Following the analysis period, researchers observed a least-squares mean reduction of 33.3% in POx in cohort A and 42.4% in cohort B. Most adverse events were mild or moderate, and no patient discontinued treatment.
“In patients with PH1 who receive combined liver-kidney transplant, although POx decreases after normalization of hepatic oxalate production by liver transplantation when compared with pre-transplant levels, POx may remain elevated, even with continuing and intensive hemodialysis, presumably due to the high body oxalate burden that may be removed over time,” Michael and colleagues wrote.
Researchers noted that POx has been shown to decrease from about 60 times normal before a liver transplant to about 28 times normal following the liver transplant. Then, a further reduction to about seven times normal occurs following the kidney transplant. Therefore, the strategies to reduce hepatic oxalate production might not completely reduce POx levels until kidney function is restored. However, researchers referenced studies with patients with relatively preserved kidney function who showed comparable liver uptake of lumasiran.
“This observation is consistent with findings in patients with relatively preserved kidney function and suggests that kidney function does not influence liver uptake of lumasiran,” Michael and colleagues wrote.

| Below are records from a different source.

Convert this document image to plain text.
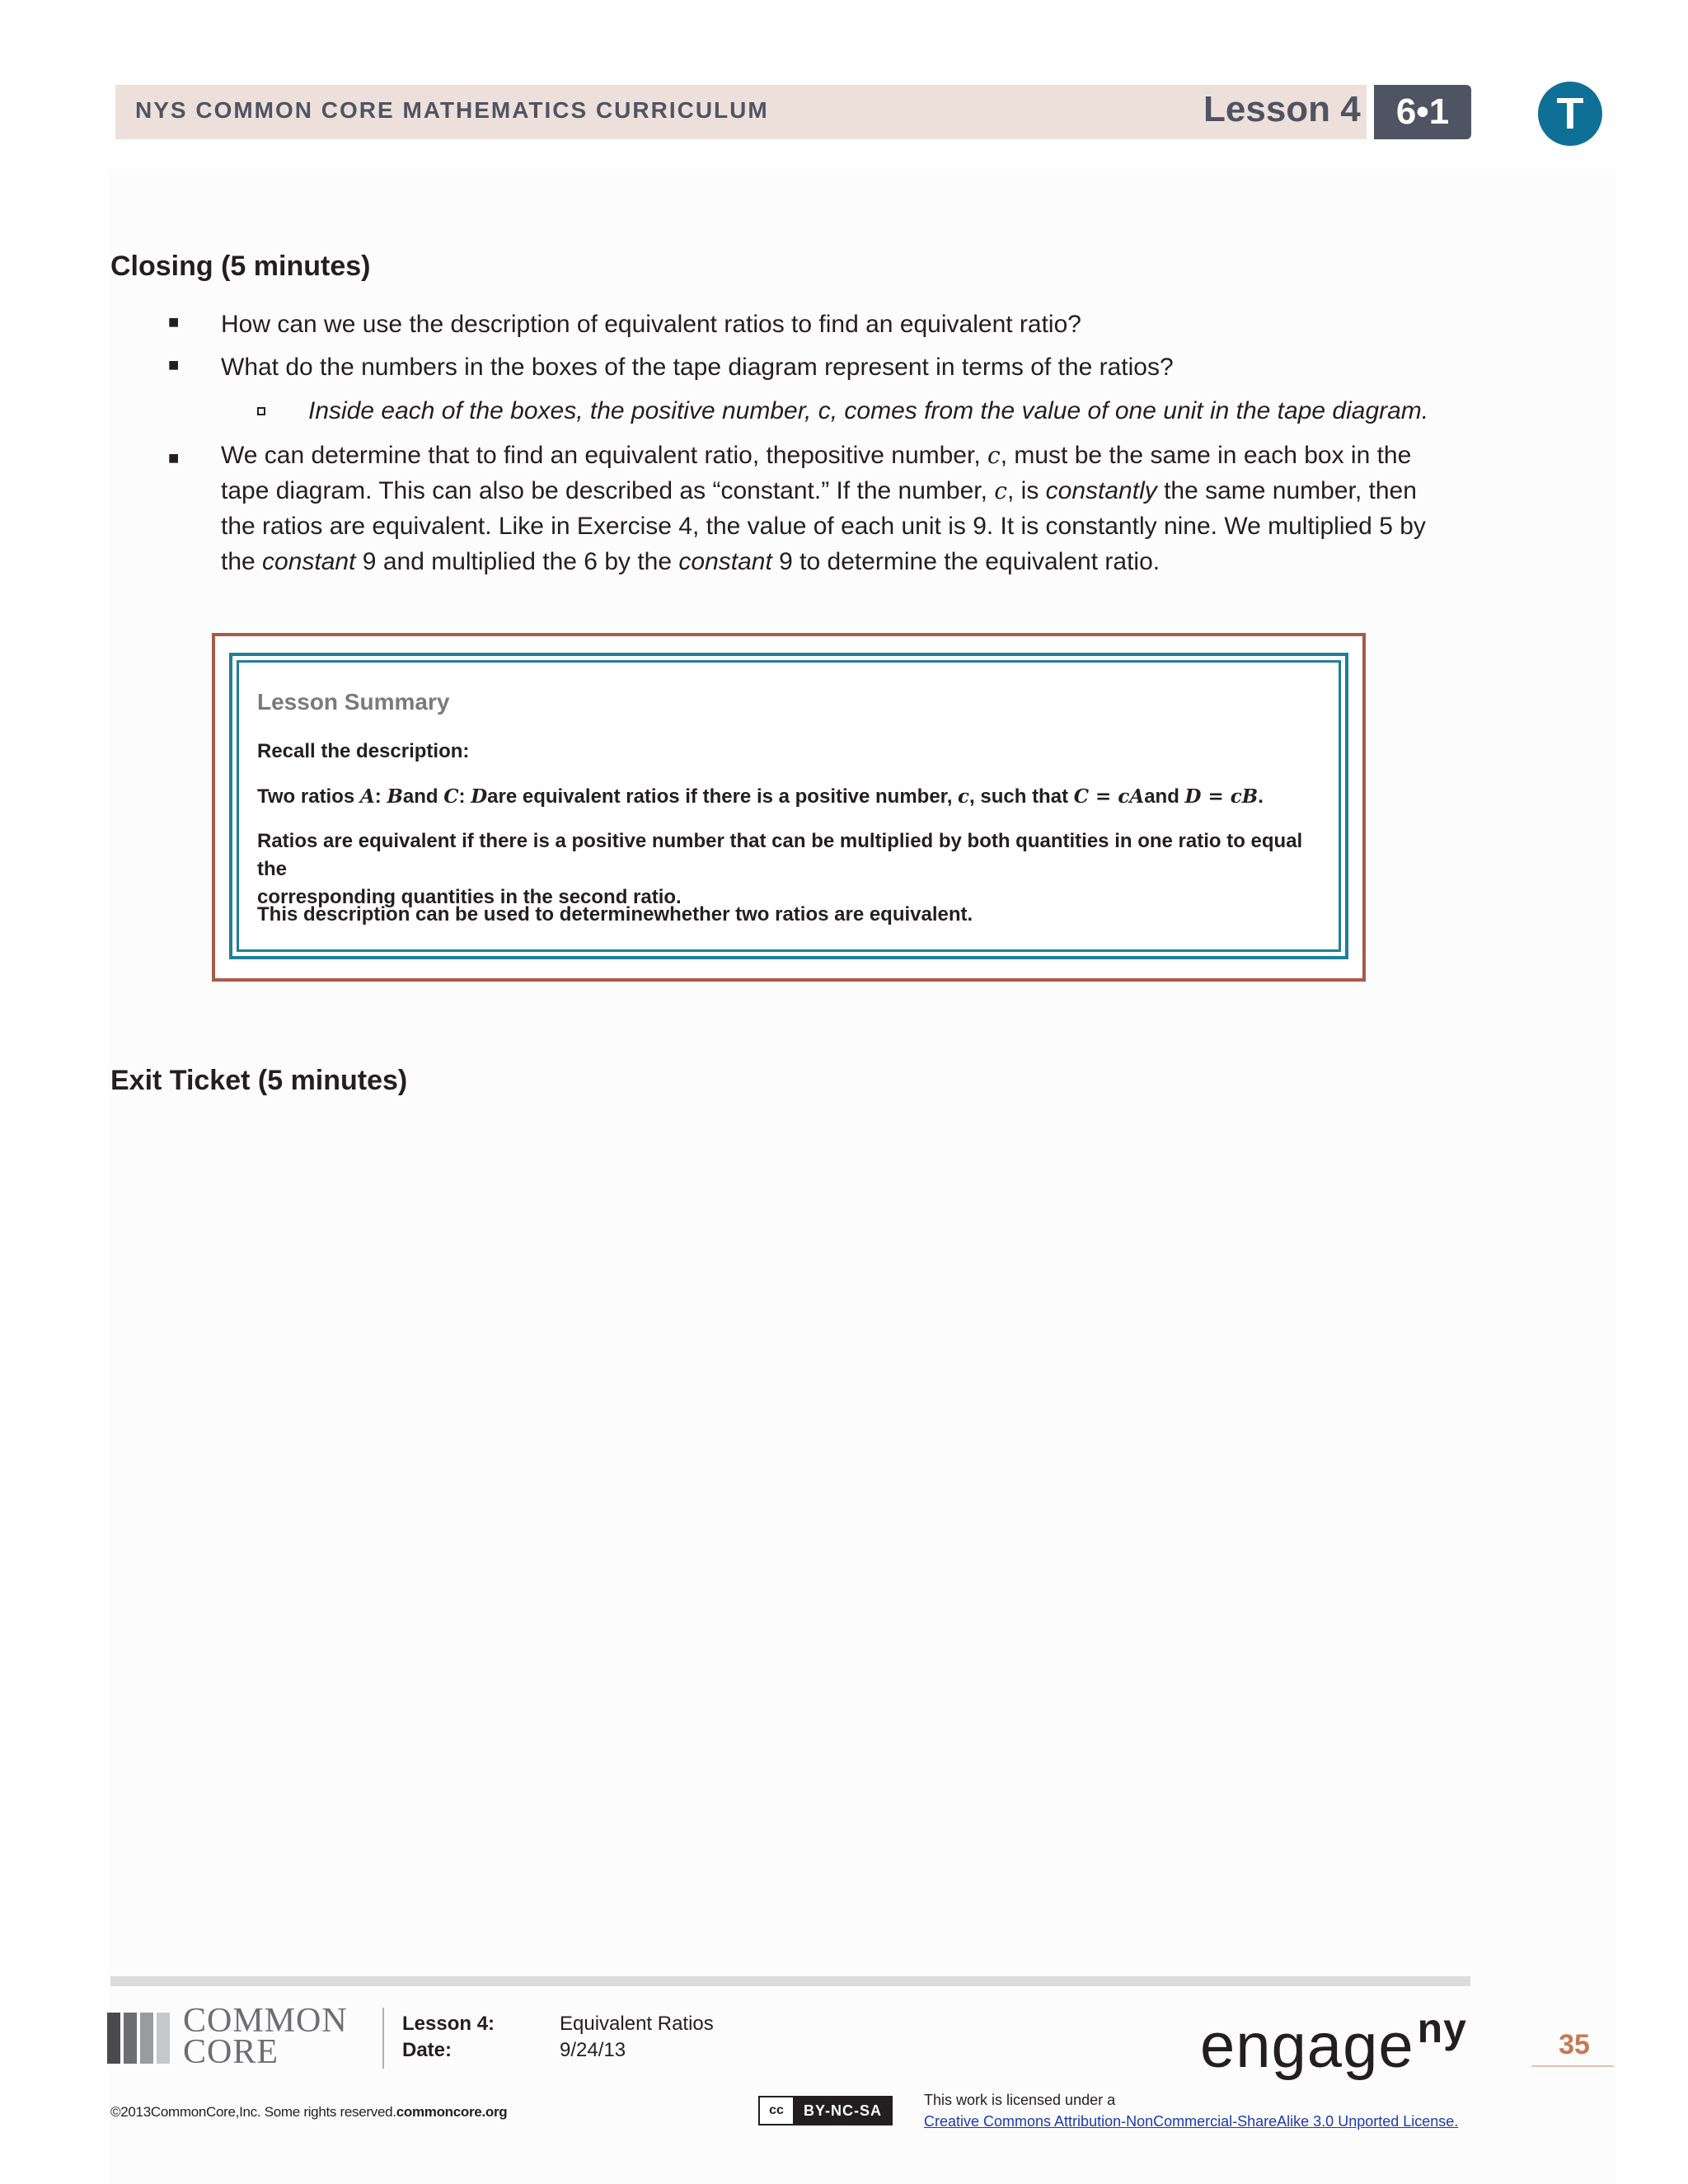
NYS COMMON CORE MATHEMATICS CURRICULUM	Lesson 4 6•1	T
Closing (5 minutes)
■ How can we use the description of equivalent ratios to find an equivalent ratio?
■ What do the numbers in the boxes of the tape diagram represent in terms of the ratios?
Inside each of the boxes, the positive number, c, comes from the value of one unit in the tape diagram.
■ We can determine that to find an equivalent ratio, thepositive number, c, must be the same in each box in the
tape diagram. This can also be described as “constant.” If the number, c, is constantly the same number, then
the ratios are equivalent. Like in Exercise 4, the value of each unit is 9. It is constantly nine. We multiplied 5 by
the constant 9 and multiplied the 6 by the constant 9 to determine the equivalent ratio.
Lesson Summary
Recall the description:
Two ratios A: Band C: Dare equivalent ratios if there is a positive number, c, such that C = cAand D = cB.
Ratios are equivalent if there is a positive number that can be multiplied by both quantities in one ratio to equal the
corresponding quantities in the second ratio.
This description can be used to determinewhether two ratios are equivalent.
Exit Ticket (5 minutes)
COMMON
CORE
Lesson 4:	Equivalent Ratios
Date:	9/24/13	engage$^{ny}$	35
©2013CommonCore,Inc. Some rights reserved.commoncore.org	cc	BY-NC-SA
This work is licensed under a
Creative Commons Attribution-NonCommercial-ShareAlike 3.0 Unported License.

“A reduction in hepatic oxalate production, as measured by POx, is expected to reduce the need for dialysis, ameliorate or prevent the development of systemic oxalosis through induction of a negative oxalate balance, and potentially reduce the need for liver transplantation in patients with PH1,” Michael and colleagues wrote. They added, “There is hope in the medical community that novel therapies that target hepatic oxalate production will obviate the need for a liver transplant.”